Certes, la majorité se contente de louer pour l'hiver un logement, souvent modeste, mais ils sont de plus en plus nombreux à acquérir un pied-à-terre: les étrangers à l'île y accaparent 70% des achats immobiliers, propulsant Sanya parmi les villes les plus chères de Chine.

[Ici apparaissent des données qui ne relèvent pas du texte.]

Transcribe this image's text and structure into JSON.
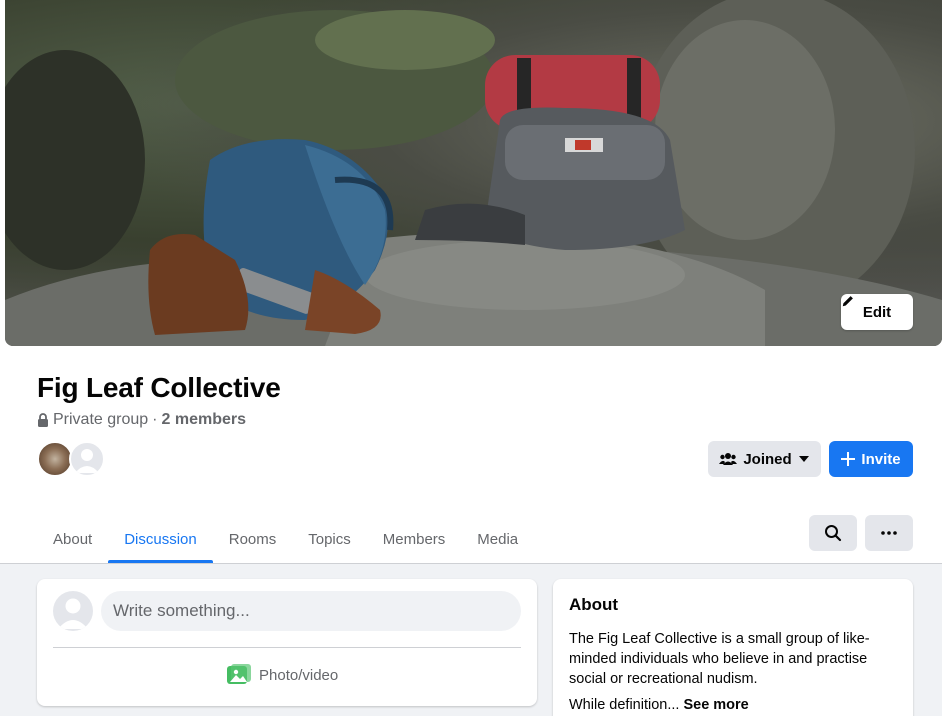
{
  "cover": {
    "edit_label": "Edit"
  },
  "group": {
    "name": "Fig Leaf Collective",
    "privacy": "Private group",
    "separator": "·",
    "members_count": "2 members"
  },
  "actions": {
    "joined_label": "Joined",
    "invite_label": "Invite"
  },
  "tabs": [
    {
      "label": "About"
    },
    {
      "label": "Discussion"
    },
    {
      "label": "Rooms"
    },
    {
      "label": "Topics"
    },
    {
      "label": "Members"
    },
    {
      "label": "Media"
    }
  ],
  "active_tab": "Discussion",
  "composer": {
    "placeholder": "Write something...",
    "photo_video_label": "Photo/video"
  },
  "about": {
    "heading": "About",
    "description": "The Fig Leaf Collective is a small group of like-minded individuals who believe in and practise social or recreational nudism.",
    "truncated": "While definition...",
    "see_more": "See more"
  },
  "colors": {
    "accent": "#1877f2",
    "secondary_button": "#e4e6eb",
    "feed_bg": "#f0f2f5",
    "muted_text": "#65676b"
  }
}
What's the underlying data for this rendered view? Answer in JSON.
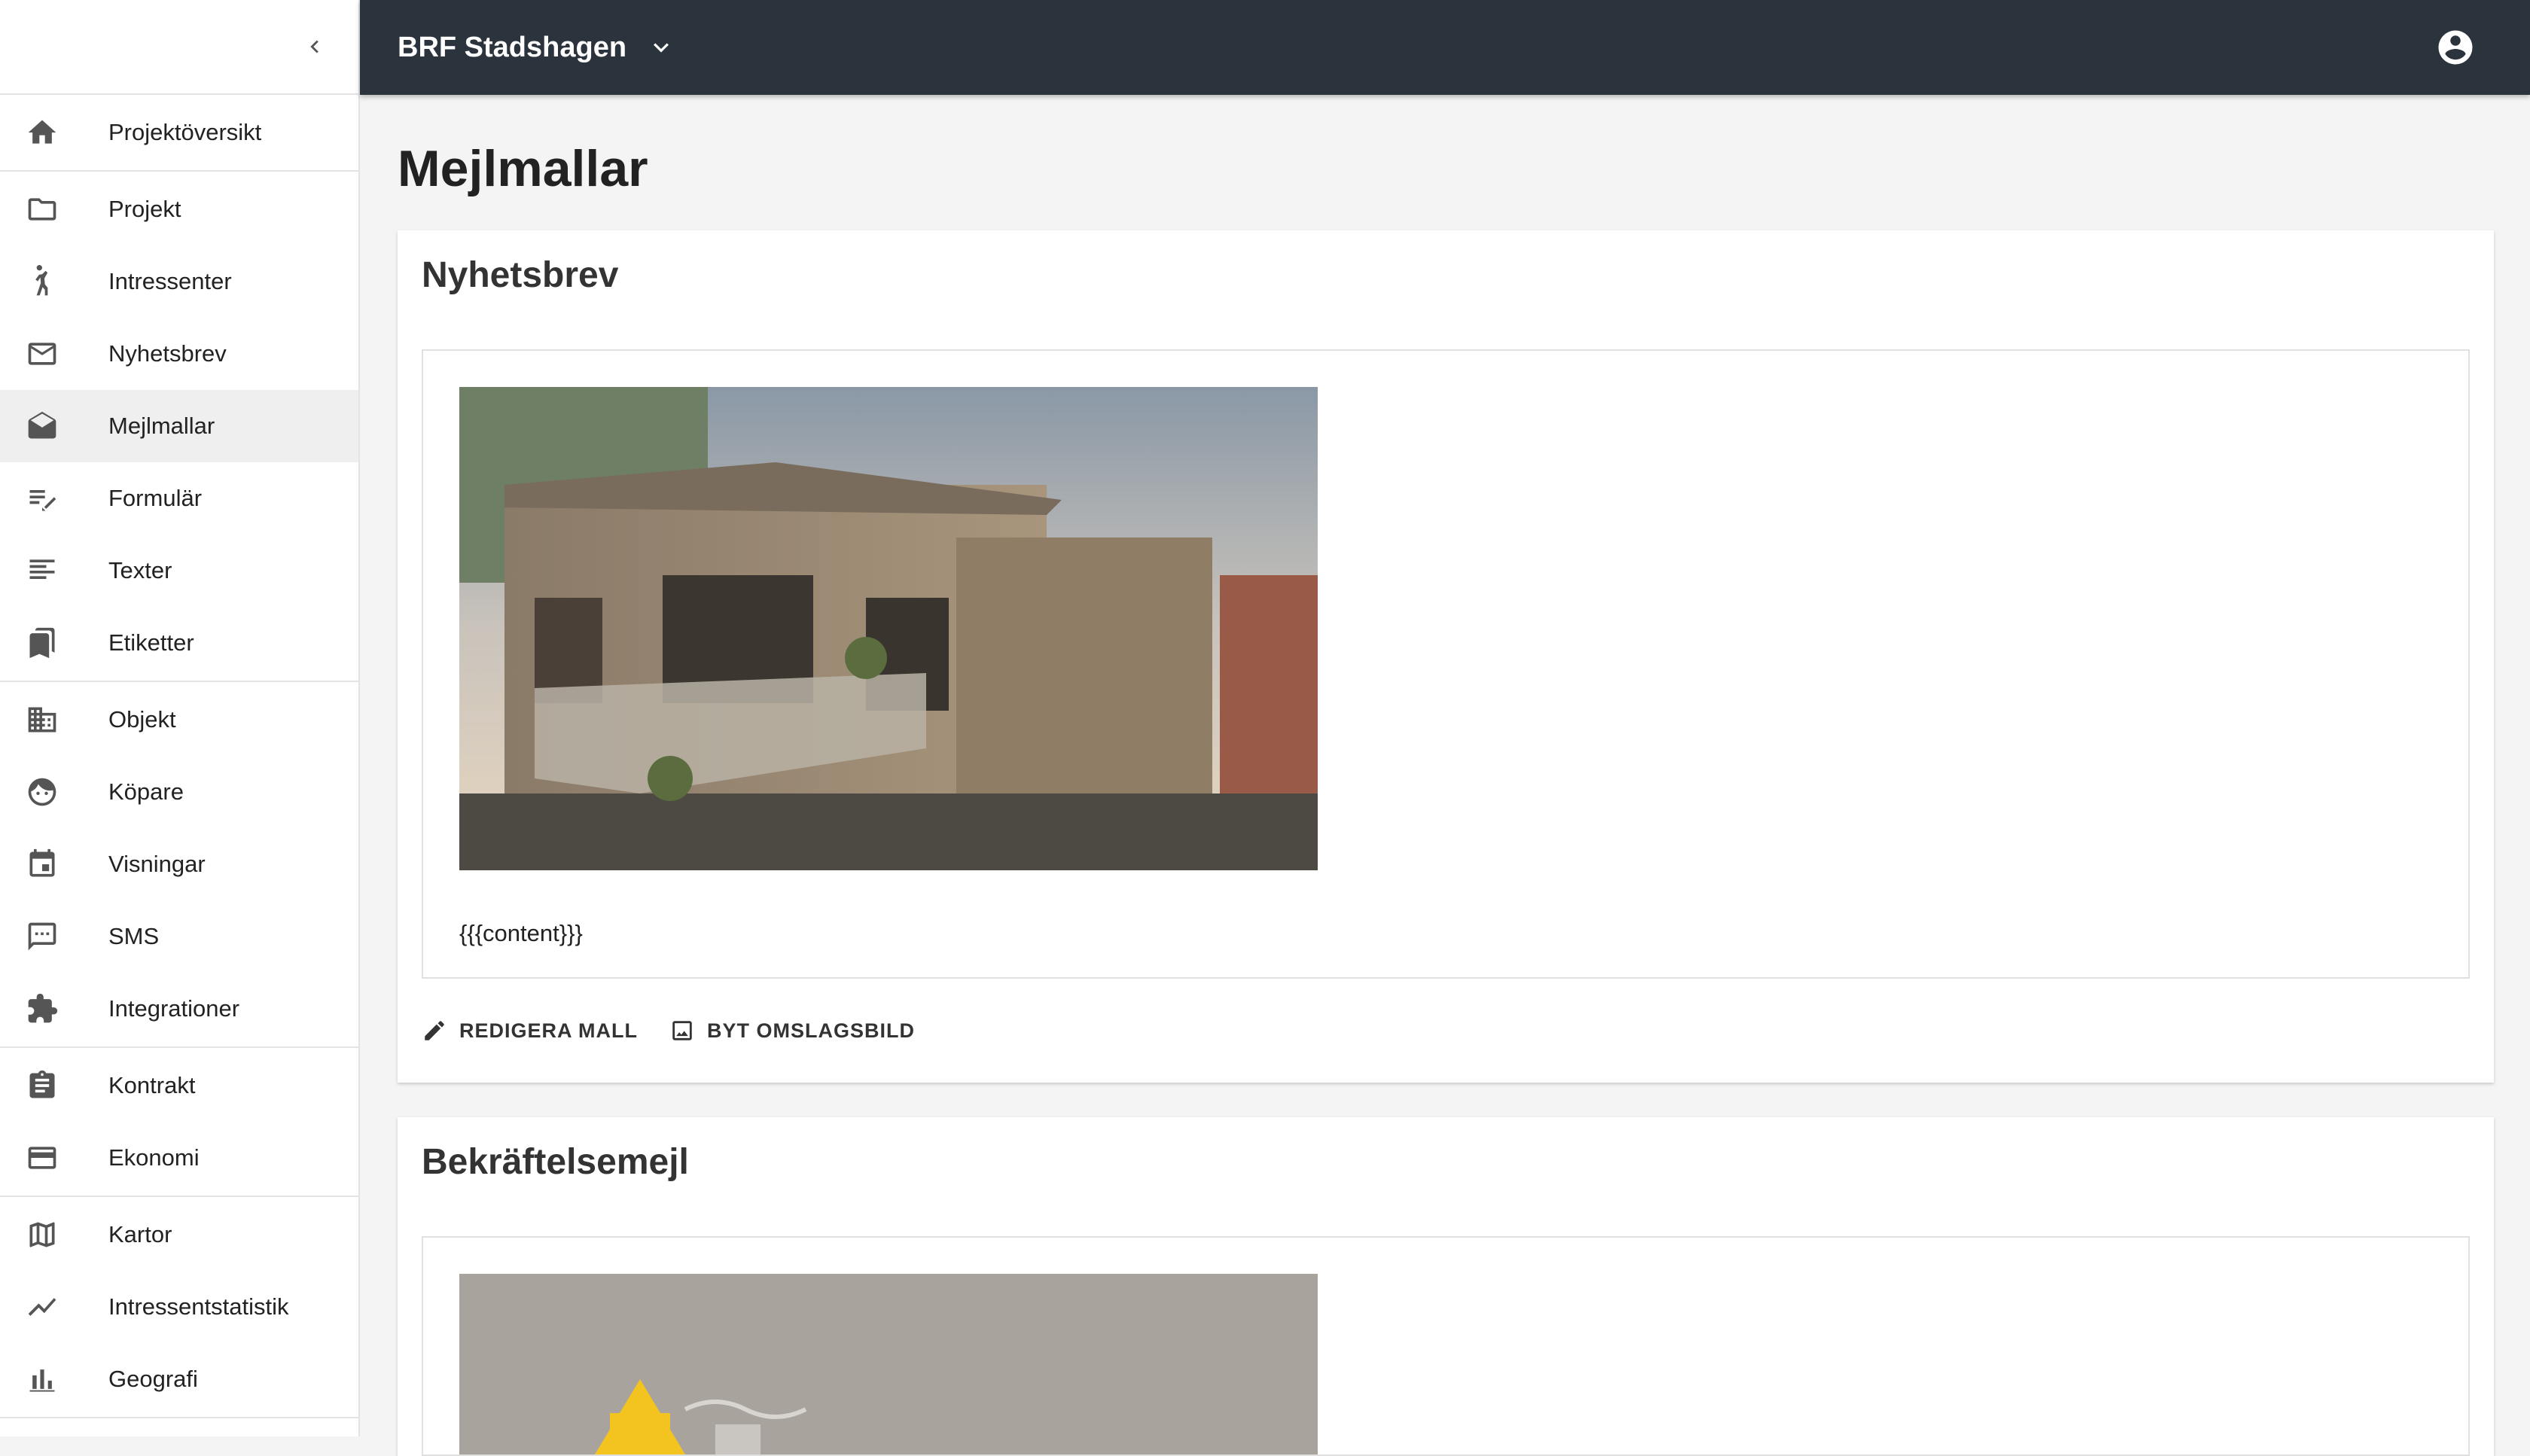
{
  "topbar": {
    "project_name": "BRF Stadshagen"
  },
  "sidebar": {
    "groups": [
      [
        {
          "label": "Projektöversikt",
          "icon": "home-icon"
        }
      ],
      [
        {
          "label": "Projekt",
          "icon": "folder-icon"
        },
        {
          "label": "Intressenter",
          "icon": "person-waving-icon"
        },
        {
          "label": "Nyhetsbrev",
          "icon": "mail-icon"
        },
        {
          "label": "Mejlmallar",
          "icon": "drafts-icon",
          "active": true
        },
        {
          "label": "Formulär",
          "icon": "edit-note-icon"
        },
        {
          "label": "Texter",
          "icon": "text-lines-icon"
        },
        {
          "label": "Etiketter",
          "icon": "bookmarks-icon"
        }
      ],
      [
        {
          "label": "Objekt",
          "icon": "building-icon"
        },
        {
          "label": "Köpare",
          "icon": "face-icon"
        },
        {
          "label": "Visningar",
          "icon": "calendar-icon"
        },
        {
          "label": "SMS",
          "icon": "sms-icon"
        },
        {
          "label": "Integrationer",
          "icon": "puzzle-icon"
        }
      ],
      [
        {
          "label": "Kontrakt",
          "icon": "clipboard-icon"
        },
        {
          "label": "Ekonomi",
          "icon": "credit-card-icon"
        }
      ],
      [
        {
          "label": "Kartor",
          "icon": "map-icon"
        },
        {
          "label": "Intressentstatistik",
          "icon": "trending-icon"
        },
        {
          "label": "Geografi",
          "icon": "bar-chart-icon"
        }
      ]
    ]
  },
  "main": {
    "page_title": "Mejlmallar",
    "cards": [
      {
        "title": "Nyhetsbrev",
        "content_placeholder": "{{{content}}}",
        "edit_label": "REDIGERA MALL",
        "cover_label": "BYT OMSLAGSBILD"
      },
      {
        "title": "Bekräftelsemejl"
      }
    ]
  },
  "colors": {
    "topbar_bg": "#2b333c",
    "page_bg": "#f4f4f4",
    "active_item_bg": "#efefef"
  }
}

Autre souci: les hôpitaux locaux, complètement saturés et démunis face aux maladies cardiovasculaires typiques du nord, "peinent à répondre à l'explosion des besoins", observe Huang Cheng.
"Il faut laisser le temps aux infrastructures de s'adapter", tempère An Honglian, directrice de l'ONG Yihe, qui gère une ligne d'assistance téléphonique pour les retraités.
Elle en est persuadée: alors que plus de 200 millions de Chinois ont plus de 60 ans, le phénomène des retraités "migrateurs" va s'intensifier. D'autres provinces méridionales, du Yunnan au Guangxi, en bénéficient déjà.
Mme Wang, pour sa part, entend rester fidèle à Sanya, où son fils et ses petits-enfants la rejoignent pour le Nouvel An lunaire: "Il y a les embruns, c'est bon pour la santé de toute la famille", tranche-t-elle.